As we continue to discover more of the influence of aberrant Ral signaling on human cancer growth, it is becoming increasingly clear that RalA and RalB have distinct contributions. In the context of Ras-driven PDAC tumor cells RalA is critical for supporting the anchorage-independent and tumorigenic growth. Evidence that RalB signaling is necessary for metastasis necessitates a better understanding of just how RalA and RalB contribute to malignancy. Interestingly we found opposing roles for RalA and RalB in promoting the anchorage-independent growth of CRC tumor cells further indicating cancer type specificity of Ral signaling.
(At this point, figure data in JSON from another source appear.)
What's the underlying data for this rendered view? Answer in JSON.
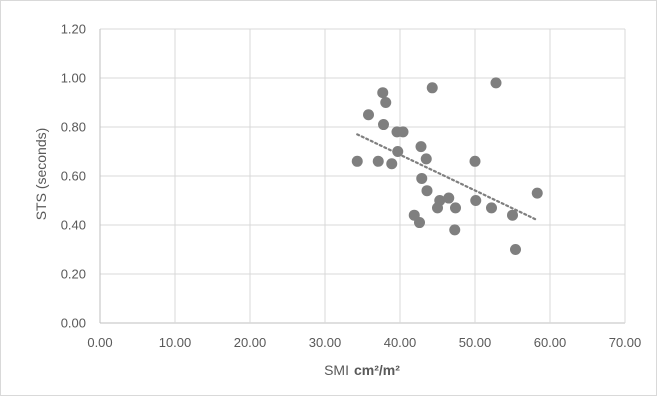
{
  "chart_data": {
    "type": "scatter",
    "xlabel": "SMI",
    "xlabel_unit": "cm²/m²",
    "ylabel": "STS (seconds)",
    "xlim": [
      0,
      70
    ],
    "ylim": [
      0,
      1.2
    ],
    "x_ticks": [
      "0.00",
      "10.00",
      "20.00",
      "30.00",
      "40.00",
      "50.00",
      "60.00",
      "70.00"
    ],
    "y_ticks": [
      "0.00",
      "0.20",
      "0.40",
      "0.60",
      "0.80",
      "1.00",
      "1.20"
    ],
    "x_tick_values": [
      0,
      10,
      20,
      30,
      40,
      50,
      60,
      70
    ],
    "y_tick_values": [
      0,
      0.2,
      0.4,
      0.6,
      0.8,
      1.0,
      1.2
    ],
    "grid": true,
    "marker_color": "#7f7f7f",
    "trendline_color": "#7f7f7f",
    "points": [
      {
        "x": 34.3,
        "y": 0.66
      },
      {
        "x": 35.8,
        "y": 0.85
      },
      {
        "x": 37.1,
        "y": 0.66
      },
      {
        "x": 37.7,
        "y": 0.94
      },
      {
        "x": 37.8,
        "y": 0.81
      },
      {
        "x": 38.1,
        "y": 0.9
      },
      {
        "x": 38.9,
        "y": 0.65
      },
      {
        "x": 39.6,
        "y": 0.78
      },
      {
        "x": 39.7,
        "y": 0.7
      },
      {
        "x": 40.4,
        "y": 0.78
      },
      {
        "x": 41.9,
        "y": 0.44
      },
      {
        "x": 42.6,
        "y": 0.41
      },
      {
        "x": 42.8,
        "y": 0.72
      },
      {
        "x": 42.9,
        "y": 0.59
      },
      {
        "x": 43.5,
        "y": 0.67
      },
      {
        "x": 43.6,
        "y": 0.54
      },
      {
        "x": 44.3,
        "y": 0.96
      },
      {
        "x": 45.0,
        "y": 0.47
      },
      {
        "x": 45.3,
        "y": 0.5
      },
      {
        "x": 46.5,
        "y": 0.51
      },
      {
        "x": 47.3,
        "y": 0.38
      },
      {
        "x": 47.4,
        "y": 0.47
      },
      {
        "x": 50.0,
        "y": 0.66
      },
      {
        "x": 50.1,
        "y": 0.5
      },
      {
        "x": 52.2,
        "y": 0.47
      },
      {
        "x": 52.8,
        "y": 0.98
      },
      {
        "x": 55.0,
        "y": 0.44
      },
      {
        "x": 55.4,
        "y": 0.3
      },
      {
        "x": 58.3,
        "y": 0.53
      }
    ],
    "trendline": {
      "type": "linear",
      "x": [
        34.3,
        58.3
      ],
      "y": [
        0.77,
        0.42
      ]
    }
  }
}
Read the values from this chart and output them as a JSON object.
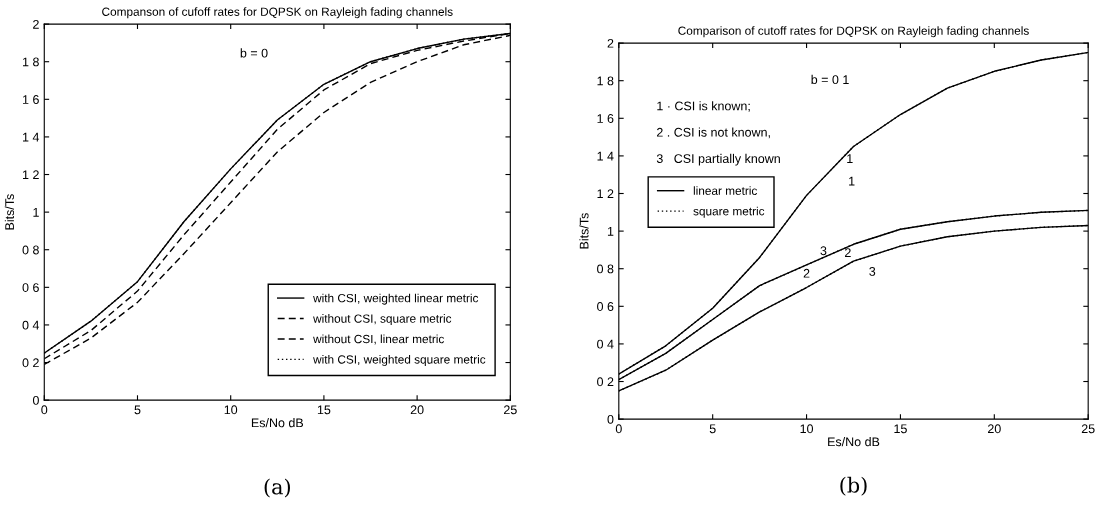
{
  "chart_data": [
    {
      "type": "line",
      "title": "Companson of cufoff rates for DQPSK on Rayleigh fading channels",
      "xlabel": "Es/No dB",
      "ylabel": "Bits/Ts",
      "x": [
        0,
        2.5,
        5,
        7.5,
        10,
        12.5,
        15,
        17.5,
        20,
        22.5,
        25
      ],
      "series": [
        {
          "name": "with CSI, weighted linear metric",
          "color": "#000000",
          "line_style": "solid",
          "values": [
            0.25,
            0.42,
            0.63,
            0.95,
            1.23,
            1.49,
            1.68,
            1.8,
            1.87,
            1.92,
            1.95
          ]
        },
        {
          "name": "without CSI, square metric",
          "color": "#000000",
          "line_style": "dashed",
          "values": [
            0.22,
            0.37,
            0.58,
            0.88,
            1.16,
            1.44,
            1.65,
            1.79,
            1.86,
            1.91,
            1.95
          ]
        },
        {
          "name": "without CSI, linear metric",
          "color": "#000000",
          "line_style": "dashed",
          "values": [
            0.19,
            0.33,
            0.52,
            0.78,
            1.05,
            1.32,
            1.53,
            1.69,
            1.8,
            1.89,
            1.94
          ]
        },
        {
          "name": "with CSI, weighted square metric",
          "color": "#000000",
          "line_style": "dotted",
          "values": [
            0.25,
            0.42,
            0.63,
            0.95,
            1.23,
            1.49,
            1.68,
            1.8,
            1.87,
            1.92,
            1.95
          ]
        }
      ],
      "xlim": [
        0,
        25
      ],
      "xticks": [
        0,
        5,
        10,
        15,
        20,
        25
      ],
      "ylim": [
        0,
        2
      ],
      "yticks": [
        0,
        {
          "value": 0.2,
          "label": "0 2"
        },
        {
          "value": 0.4,
          "label": "0 4"
        },
        {
          "value": 0.6,
          "label": "0 6"
        },
        {
          "value": 0.8,
          "label": "0 8"
        },
        1,
        {
          "value": 1.2,
          "label": "1 2"
        },
        {
          "value": 1.4,
          "label": "1 4"
        },
        {
          "value": 1.6,
          "label": "1 6"
        },
        {
          "value": 1.8,
          "label": "1 8"
        },
        2
      ],
      "legend": "bottom right",
      "marker": "none",
      "annotations": [
        "b = 0",
        "(a)"
      ]
    },
    {
      "type": "line",
      "title": "Comparison of cutoff rates for DQPSK on Rayleigh fading channels",
      "xlabel": "Es/No dB",
      "ylabel": "Bits/Ts",
      "x": [
        0,
        2.5,
        5,
        7.5,
        10,
        12.5,
        15,
        17.5,
        20,
        22.5,
        25
      ],
      "series": [
        {
          "name": "linear metric",
          "color": "#000000",
          "line_style": "solid",
          "values": [
            0.24,
            0.39,
            0.59,
            0.86,
            1.19,
            1.45,
            1.62,
            1.76,
            1.85,
            1.91,
            1.95
          ]
        },
        {
          "color": "#000000",
          "line_style": "solid",
          "values": [
            0.21,
            0.35,
            0.53,
            0.71,
            0.82,
            0.93,
            1.01,
            1.05,
            1.08,
            1.1,
            1.11
          ]
        },
        {
          "color": "#000000",
          "line_style": "solid",
          "values": [
            0.15,
            0.26,
            0.42,
            0.57,
            0.7,
            0.84,
            0.92,
            0.97,
            1.0,
            1.02,
            1.03
          ]
        },
        {
          "name": "square metric",
          "color": "#000000",
          "line_style": "dotted",
          "values": [
            0.24,
            0.39,
            0.59,
            0.86,
            1.19,
            1.45,
            1.62,
            1.76,
            1.85,
            1.91,
            1.95
          ]
        },
        {
          "color": "#000000",
          "line_style": "dotted",
          "values": [
            0.21,
            0.35,
            0.53,
            0.71,
            0.82,
            0.93,
            1.01,
            1.05,
            1.08,
            1.1,
            1.11
          ]
        },
        {
          "color": "#000000",
          "line_style": "dotted",
          "values": [
            0.15,
            0.26,
            0.42,
            0.57,
            0.7,
            0.84,
            0.92,
            0.97,
            1.0,
            1.02,
            1.03
          ]
        }
      ],
      "xlim": [
        0,
        25
      ],
      "xticks": [
        0,
        5,
        10,
        15,
        20,
        25
      ],
      "ylim": [
        0,
        2
      ],
      "yticks": [
        0,
        {
          "value": 0.2,
          "label": "0 2"
        },
        {
          "value": 0.4,
          "label": "0 4"
        },
        {
          "value": 0.6,
          "label": "0 6"
        },
        {
          "value": 0.8,
          "label": "0 8"
        },
        1,
        {
          "value": 1.2,
          "label": "1 2"
        },
        {
          "value": 1.4,
          "label": "1 4"
        },
        {
          "value": 1.6,
          "label": "1 6"
        },
        {
          "value": 1.8,
          "label": "1 8"
        },
        2
      ],
      "legend": "top left",
      "marker": "none",
      "annotations": [
        "b = 0 1",
        "1 · CSI is known;",
        "2 . CSI is not known,",
        "3   CSI partially known",
        "1",
        "1",
        "3",
        "2",
        "2",
        "3",
        "(b)"
      ]
    }
  ]
}
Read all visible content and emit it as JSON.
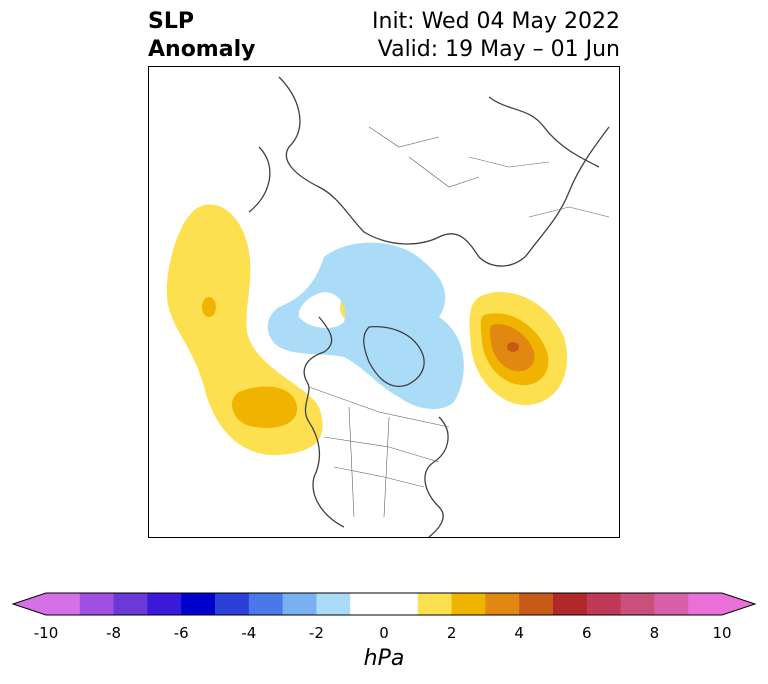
{
  "title": {
    "left_line1": "SLP",
    "left_line2": "Anomaly",
    "right_line1": "Init: Wed 04 May 2022",
    "right_line2": "Valid: 19 May – 01 Jun"
  },
  "colorbar": {
    "unit": "hPa",
    "ticks": [
      "-10",
      "-8",
      "-6",
      "-4",
      "-2",
      "0",
      "2",
      "4",
      "6",
      "8",
      "10"
    ],
    "colors": [
      "#d670e6",
      "#a050e0",
      "#6a3ad8",
      "#3a1ad8",
      "#0000cc",
      "#2a40d8",
      "#4a78e8",
      "#78b0f0",
      "#aadcf8",
      "#ffffff",
      "#ffffff",
      "#fde050",
      "#f0b400",
      "#e08810",
      "#c85a18",
      "#b02828",
      "#c03858",
      "#c8507a",
      "#d860a8",
      "#e870d8"
    ],
    "min_extend_color": "#d670e6",
    "max_extend_color": "#e870d8"
  },
  "map": {
    "projection": "north-polar-stereographic",
    "features": [
      "coastlines",
      "country-borders",
      "us-state-borders"
    ]
  }
}
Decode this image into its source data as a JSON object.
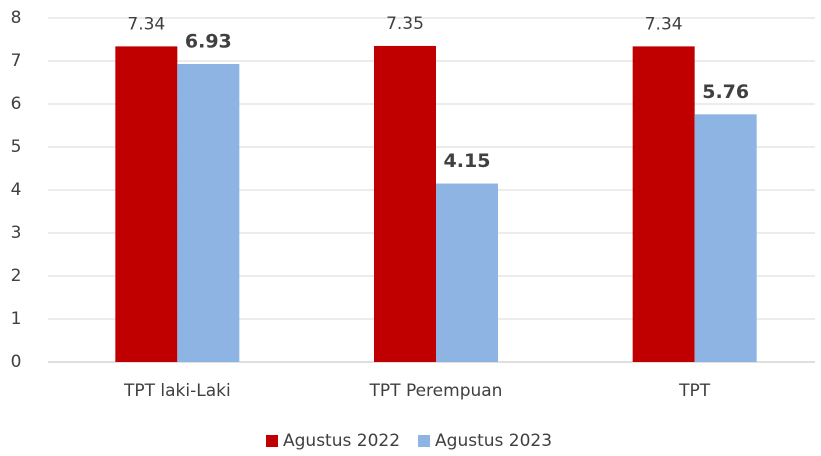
{
  "chart_data": {
    "type": "bar",
    "categories": [
      "TPT laki-Laki",
      "TPT Perempuan",
      "TPT"
    ],
    "series": [
      {
        "name": "Agustus 2022",
        "color": "#c00000",
        "values": [
          7.34,
          7.35,
          7.34
        ]
      },
      {
        "name": "Agustus 2023",
        "color": "#8eb4e3",
        "values": [
          6.93,
          4.15,
          5.76
        ]
      }
    ],
    "ylim": [
      0,
      8
    ],
    "yticks": [
      0,
      1,
      2,
      3,
      4,
      5,
      6,
      7,
      8
    ],
    "grid": true,
    "legend": "bottom"
  }
}
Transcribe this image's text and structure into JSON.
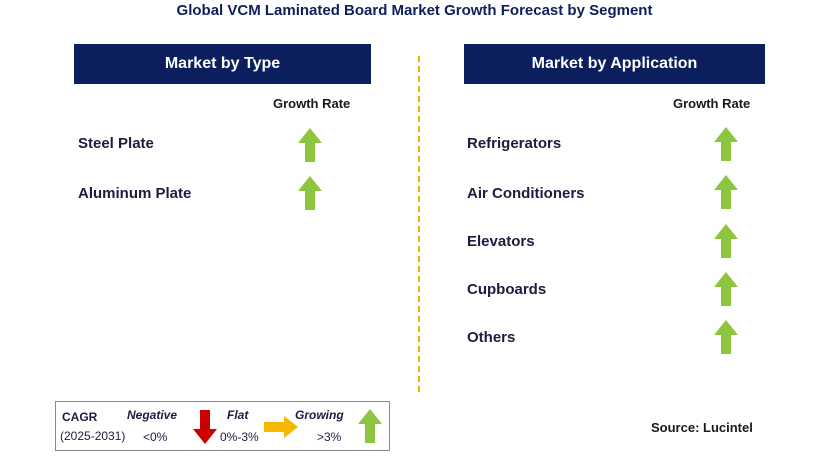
{
  "title": "Global VCM Laminated Board Market Growth Forecast by Segment",
  "colors": {
    "header_bg": "#0b1f5e",
    "growing_arrow": "#8cc63f",
    "negative_arrow": "#cc0000",
    "flat_arrow": "#f5b800",
    "divider": "#f0b400"
  },
  "chart_data": {
    "type": "table",
    "title": "Global VCM Laminated Board Market Growth Forecast by Segment",
    "panels": [
      {
        "header": "Market by Type",
        "column_label": "Growth Rate",
        "rows": [
          {
            "segment": "Steel Plate",
            "trend": "growing"
          },
          {
            "segment": "Aluminum Plate",
            "trend": "growing"
          }
        ]
      },
      {
        "header": "Market by Application",
        "column_label": "Growth Rate",
        "rows": [
          {
            "segment": "Refrigerators",
            "trend": "growing"
          },
          {
            "segment": "Air Conditioners",
            "trend": "growing"
          },
          {
            "segment": "Elevators",
            "trend": "growing"
          },
          {
            "segment": "Cupboards",
            "trend": "growing"
          },
          {
            "segment": "Others",
            "trend": "growing"
          }
        ]
      }
    ]
  },
  "legend": {
    "cagr_label": "CAGR",
    "period": "(2025-2031)",
    "negative": {
      "label": "Negative",
      "range": "<0%"
    },
    "flat": {
      "label": "Flat",
      "range": "0%-3%"
    },
    "growing": {
      "label": "Growing",
      "range": ">3%"
    }
  },
  "source": "Source: Lucintel"
}
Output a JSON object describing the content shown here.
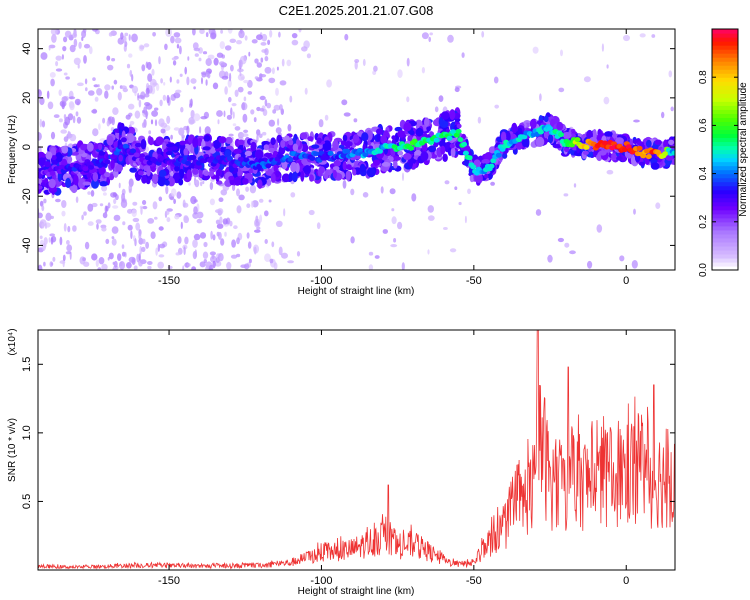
{
  "title": "C2E1.2025.201.21.07.G08",
  "chart_data": [
    {
      "type": "heatmap",
      "xlabel": "Height of straight line (km)",
      "ylabel": "Frequency (Hz)",
      "xlim": [
        -193,
        16
      ],
      "ylim": [
        -50,
        48
      ],
      "x_ticks": [
        -150,
        -100,
        -50,
        0
      ],
      "y_ticks": [
        40,
        20,
        0,
        -20,
        -40
      ],
      "colorbar": {
        "label": "Normalized spectral amplitude",
        "range": [
          0.0,
          1.0
        ],
        "ticks": [
          0.0,
          0.2,
          0.4,
          0.6,
          0.8
        ],
        "colormap": [
          "#ffffff",
          "#cc99ff",
          "#7a00ff",
          "#0000ff",
          "#00c8ff",
          "#00ff9a",
          "#00ff00",
          "#a0ff00",
          "#ffff00",
          "#ff8000",
          "#ff0000",
          "#ff0080"
        ]
      },
      "ridge": {
        "description": "dominant frequency track",
        "x": [
          -190,
          -180,
          -170,
          -165,
          -160,
          -150,
          -140,
          -130,
          -120,
          -110,
          -100,
          -90,
          -80,
          -70,
          -60,
          -55,
          -50,
          -45,
          -40,
          -35,
          -30,
          -25,
          -20,
          -10,
          0,
          5,
          10,
          15
        ],
        "y": [
          -10,
          -8,
          -6,
          2,
          -5,
          -6,
          -5,
          -6,
          -7,
          -4,
          -4,
          -3,
          -1,
          1,
          4,
          6,
          -10,
          -8,
          1,
          4,
          6,
          8,
          2,
          1,
          0,
          -2,
          -3,
          -2
        ],
        "amplitude": [
          0.25,
          0.3,
          0.3,
          0.35,
          0.25,
          0.3,
          0.3,
          0.3,
          0.35,
          0.35,
          0.35,
          0.4,
          0.45,
          0.55,
          0.5,
          0.5,
          0.45,
          0.45,
          0.45,
          0.45,
          0.45,
          0.45,
          0.55,
          0.9,
          0.95,
          0.85,
          0.9,
          0.45
        ]
      }
    },
    {
      "type": "line",
      "xlabel": "Height of straight line (km)",
      "ylabel": "SNR (10 * v/v)",
      "y_scale_label": "(x10⁴)",
      "xlim": [
        -193,
        16
      ],
      "ylim": [
        0,
        1.75
      ],
      "x_ticks": [
        -150,
        -100,
        -50,
        0
      ],
      "y_ticks": [
        0.5,
        1.0,
        1.5
      ],
      "color": "#ee3333",
      "envelope": {
        "x": [
          -193,
          -180,
          -160,
          -140,
          -120,
          -110,
          -100,
          -90,
          -80,
          -75,
          -70,
          -65,
          -60,
          -55,
          -50,
          -45,
          -40,
          -35,
          -30,
          -28,
          -25,
          -20,
          -18,
          -15,
          -10,
          -5,
          0,
          5,
          8,
          10,
          15
        ],
        "y": [
          0.04,
          0.03,
          0.05,
          0.04,
          0.05,
          0.08,
          0.18,
          0.22,
          0.35,
          0.25,
          0.28,
          0.2,
          0.1,
          0.06,
          0.08,
          0.3,
          0.45,
          0.7,
          0.9,
          1.45,
          0.95,
          0.85,
          0.95,
          0.95,
          0.95,
          1.0,
          1.05,
          1.15,
          0.95,
          1.0,
          0.95
        ]
      },
      "peaks": [
        {
          "x": -78,
          "y": 0.62
        },
        {
          "x": -29,
          "y": 1.75
        },
        {
          "x": -25,
          "y": 0.75
        },
        {
          "x": -19,
          "y": 1.48
        },
        {
          "x": 9,
          "y": 1.35
        }
      ]
    }
  ]
}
The downstream signaling of the two Ral proteins is distinct despite the two proteins sharing common effector proteins, perhaps due to spatially-distinct subcellular localization. Another possibility is that distinct upstream stimuli that impinge on Ral activation by influencing GTP-loading or post-translational modifications may bifurcate RalA and RalB signaling. Aside from the four RalGEFs that can serve as Ras effectors, there are two RalGEFs regulated by non-Ras mechanisms and additionally two Ral GTPase activating proteins, and their roles in Ral activation in KRAS mutant cancers remain to be studied. Future investigation into the mechanisms that drive the functional differences of the two Ral isoforms in both PDAC and CRC may also identify new directions for isoform-selective pharmacologic inhibitors for cancer therapy.